After you help your child toss away the “trash,” you can help them discover the “truth” of what was said.

“So you can put most of those words in the trash, right? But is it true that you do sometimes get really upset and yell when you lose?”

“Yeah, I guess so…”

“That was really honest! If you want, I can help you learn to be more peaceful when you lose a game so you’ll have more fun when you play.”

For both kids and adults, learning to separate trash from truth is a life changing skill. This guides us to see hard, but helpful truth as a gift. Our best teaching is our example, so we tell our kids about our own growth from criticism.       

Heart-Strengthening Treasure

These are words of encouragement that help us.

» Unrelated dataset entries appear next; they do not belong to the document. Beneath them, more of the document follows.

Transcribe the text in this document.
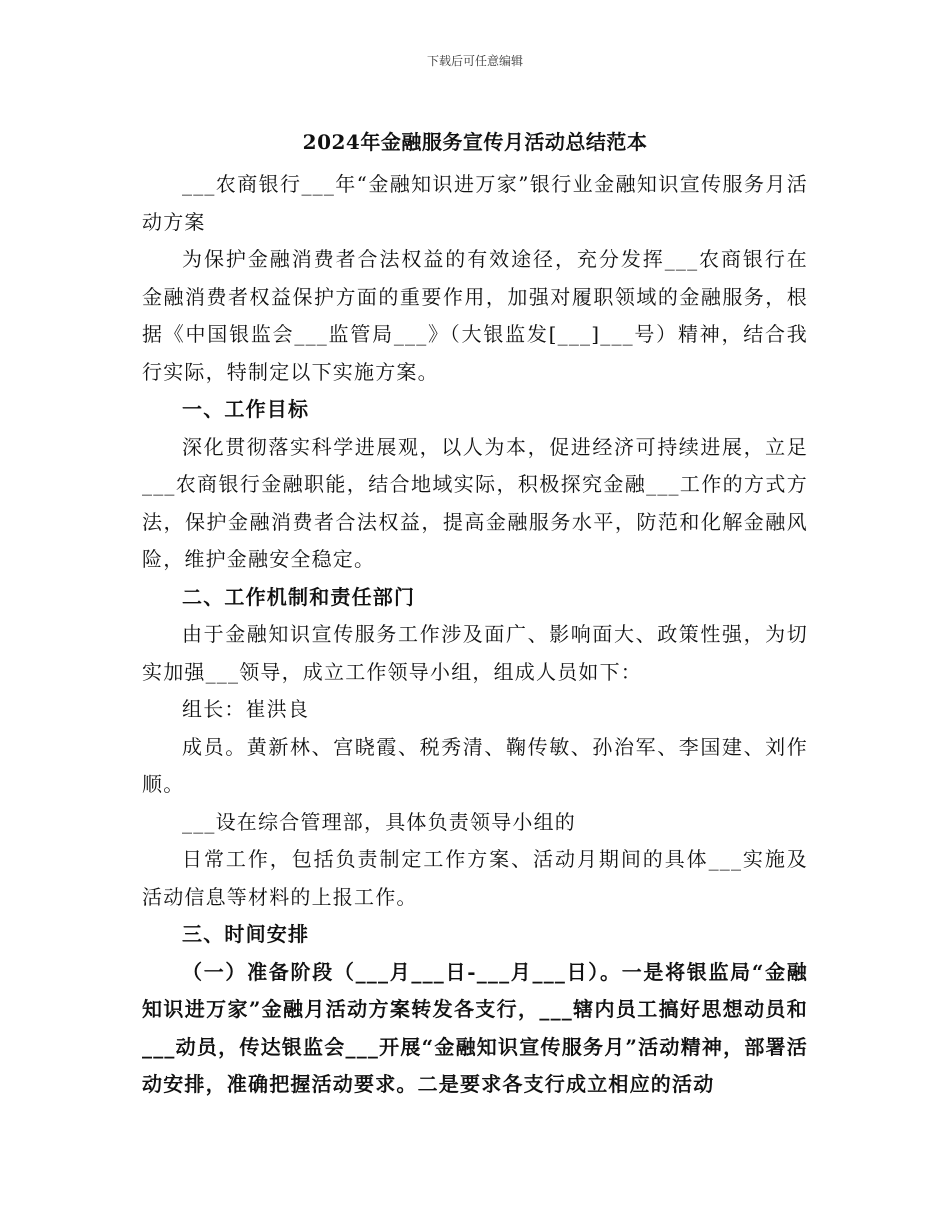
下载后可任意编辑
2024年金融服务宣传月活动总结范本

___农商银行___年“金融知识进万家”银行业金融知识宣传服务月活动方案

为保护金融消费者合法权益的有效途径，充分发挥___农商银行在金融消费者权益保护方面的重要作用，加强对履职领域的金融服务，根据《中国银监会___监管局___》（大银监发[___]___号）精神，结合我行实际，特制定以下实施方案。

一、工作目标

深化贯彻落实科学进展观，以人为本，促进经济可持续进展，立足___农商银行金融职能，结合地域实际，积极探究金融___工作的方式方法，保护金融消费者合法权益，提高金融服务水平，防范和化解金融风险，维护金融安全稳定。

二、工作机制和责任部门

由于金融知识宣传服务工作涉及面广、影响面大、政策性强，为切实加强___领导，成立工作领导小组，组成人员如下：

组长：崔洪良

成员。黄新林、宫晓霞、税秀清、鞠传敏、孙治军、李国建、刘作顺。

___设在综合管理部，具体负责领导小组的

日常工作，包括负责制定工作方案、活动月期间的具体___实施及活动信息等材料的上报工作。

三、时间安排

（一）准备阶段（___月___日-___月___日）。一是将银监局“金融知识进万家”金融月活动方案转发各支行，___辖内员工搞好思想动员和___动员，传达银监会___开展“金融知识宣传服务月”活动精神，部署活动安排，准确把握活动要求。二是要求各支行成立相应的活动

For example, when someone notices our hard work, or a kindness, or simply reminds us of how loved and valuable we are. 

One of our readers told us how she guides her 8-year-old daughter to hang on to “the treasure” when taunted by her siblings. “Desiree, what is true? Let’s think upon these things.” And then,  “What does God say about you”? Sometimes if my daughter gets stuck, I help her with some phrases she can repeat: “I am one of a kind and God adores me!” I always ask her if she believes these words, and sometimes through tears she will nod her head yes.

To make this concrete, we can work with our child to keep heart-strengthening treasures. Together, write treasure statements on slips of paper and put them in a special keepsake box or journal.

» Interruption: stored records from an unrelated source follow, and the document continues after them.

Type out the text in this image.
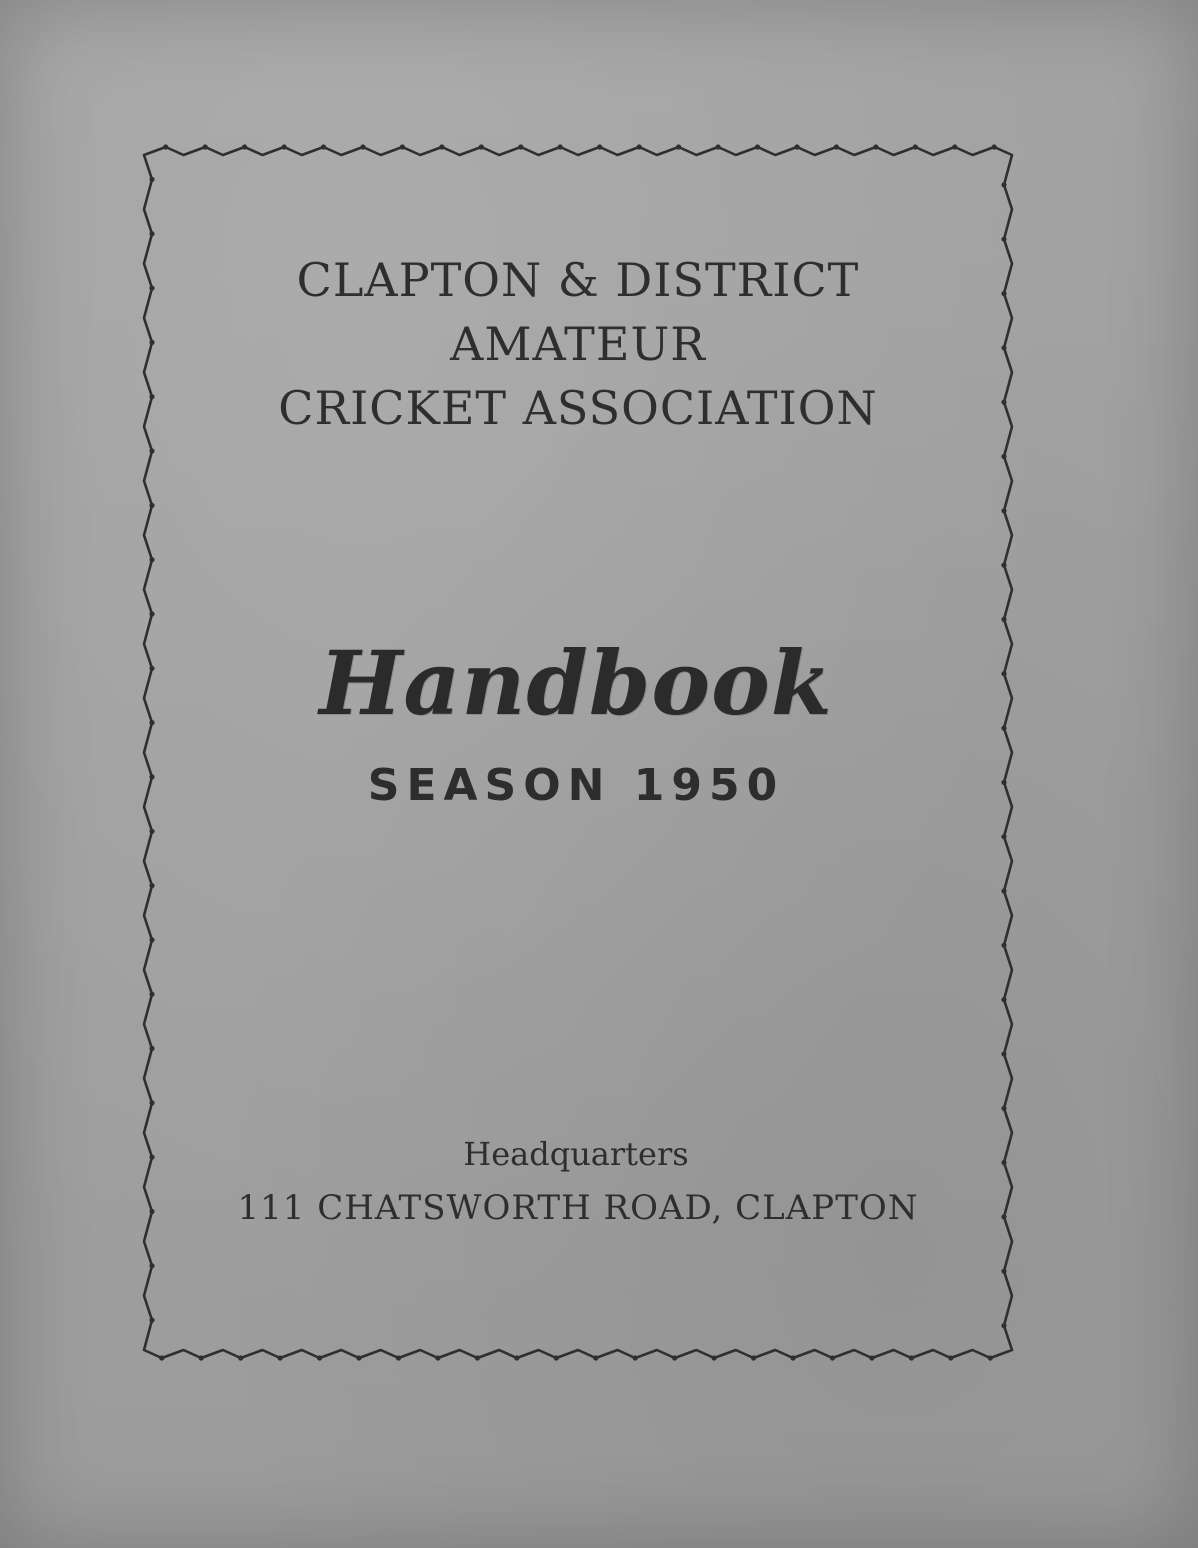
CLAPTON & DISTRICT

AMATEUR

CRICKET ASSOCIATION

Handbook

SEASON 1950

Headquarters

111 CHATSWORTH ROAD, CLAPTON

Lydia used three-dimensional objects to explain Trash, Truth and Treasure.

  • A trash can (worthless things)
  • Compost (a source of growth)
  • Recycling (something valuable to be saved and used)

We can share with our kids our journey in this area, and celebrate small steps of growth. When kids learn this skill, they learn something most adults struggle with! Continue to reinforce their confidence: “When people say hurtful things, you can figure out what’s really true and what to do! Then you can learn and grow instead of letting your anger control you.”

Teaching kids this concept will prepare them well to face many challenges, like sibling conflict, peer pressure, or social media issues. You may even find them being more thoughtful about the words they say to others, including us!